The party is investigating the scope for “locally led amalgamations” of England and Wales’ 89 funds in a bid to slash the administration costs of the Local Government Pension Scheme (LGPS).
After party leader David Cameron slammed the “apartheid” between public sector final salary schemes and private sector pensions, the move could be interpreted as a positive move to secure council workers’ retirement income.
A party source said that as well as providing economies of scale to cut down on the current combined administration cost of£113m a year, the amalgamations could “reinvest savings into the funds to reduce deficits”.
Some estimates claim the combined funding ‘black hole’ of British local government pension funds could be as high as£35bn.
Administration costs, meanwhile, vary hugely with smaller inner-London authorities paying double the£28 per member average for English funds.
Former Essex County Council treasurer Keith Neale, who sits on the pensions fund forum at the Chartered Institute of Public Finance & Accountancy, said there were undoubtedly economies of scale to be gained by closer working between funds.
“A fund worth around£1bn would probably be quite efficient as it is, but for funds of less than half a billion there could be a lot of scope,” he said.

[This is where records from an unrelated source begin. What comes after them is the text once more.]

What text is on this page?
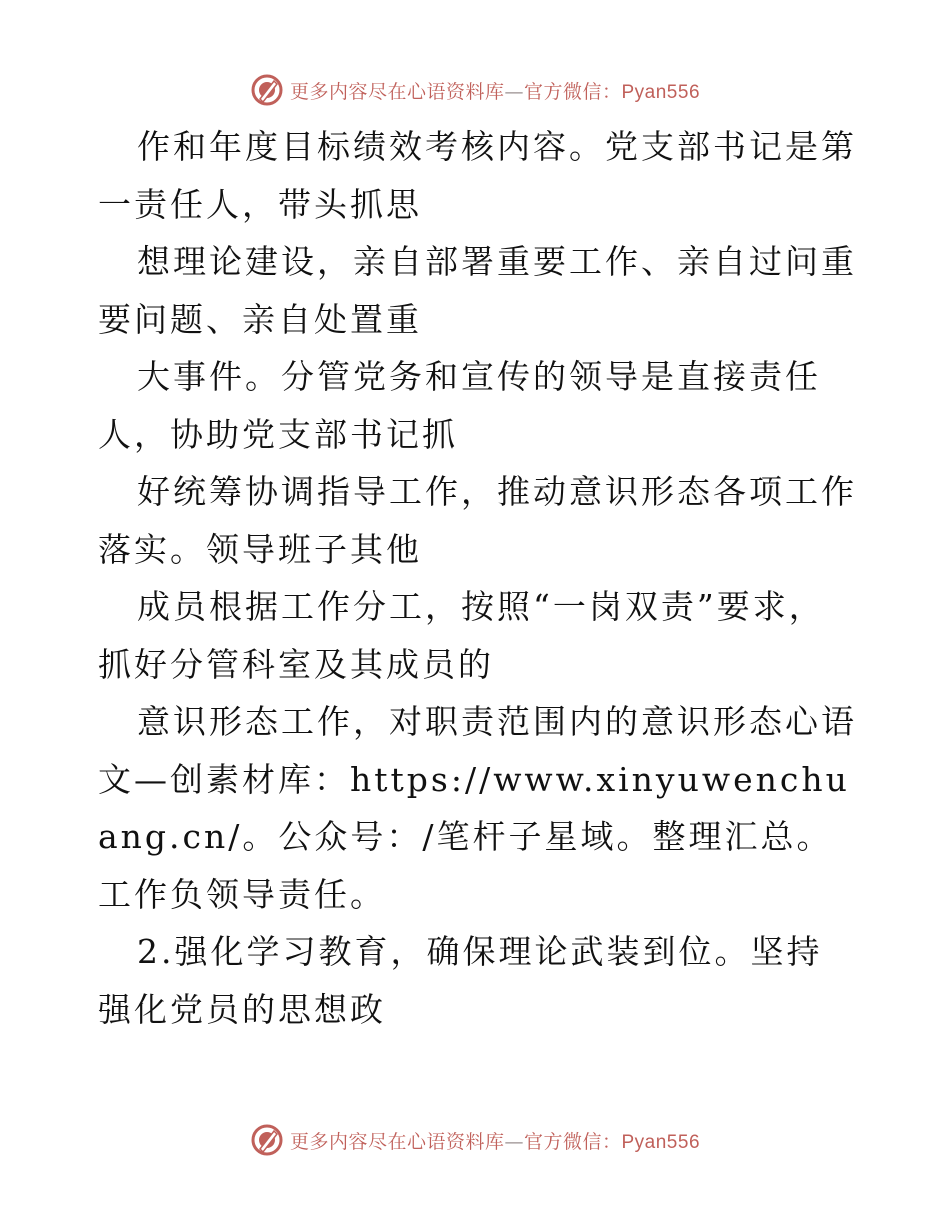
更多内容尽在心语资料库—官方微信：Pyan556

作和年度目标绩效考核内容。党支部书记是第一责任人，带头抓思

想理论建设，亲自部署重要工作、亲自过问重要问题、亲自处置重

大事件。分管党务和宣传的领导是直接责任人，协助党支部书记抓

好统筹协调指导工作，推动意识形态各项工作落实。领导班子其他

成员根据工作分工，按照“一岗双责”要求，抓好分管科室及其成员的

意识形态工作，对职责范围内的意识形态心语文—创素材库：https://www.xinyuwenchuang.cn/。公众号：/笔杆子星域。整理汇总。工作负领导责任。

2.强化学习教育，确保理论武装到位。坚持强化党员的思想政

更多内容尽在心语资料库—官方微信：Pyan556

About half of English and Welsh pension funds had valuations in excess of£1bn in 2007.
Mr Neale said a quicker route to cutting administration costs would be voluntary agreements to share back-office costs between funds that stopped short of mergers.
Roger Brown, managing director of the ICselect consultancy, which advises local government funds, said a network of “four or five” administration services providers would allow funds to benefit from economies of scale without the lengthy legal process mergers would involve.
Ian Greenwood (Lab), West Yorkshire Pension Fund chair, demanded evidence that the cost of merging funds would provide real savings before committing to the idea. “Where we can have efficiency savings with the scheme, we should, though,” he said.
Tony Travers, director of the Greater London Group at the London School of Economics, cautioned that reform of the LGPS’ administration should not be seen as support for the sustainability of final salary pensions.
“People in local government may feel this is a little more optimistic,” he said. “But one doesn’t rule out the other.”
Glyn Jenkins, Unison’s head of pensions, was sceptical of the scope for cutting down administration costs.
“There’s already been a very recent review of the LGPS and there’s no need to do this,” he said.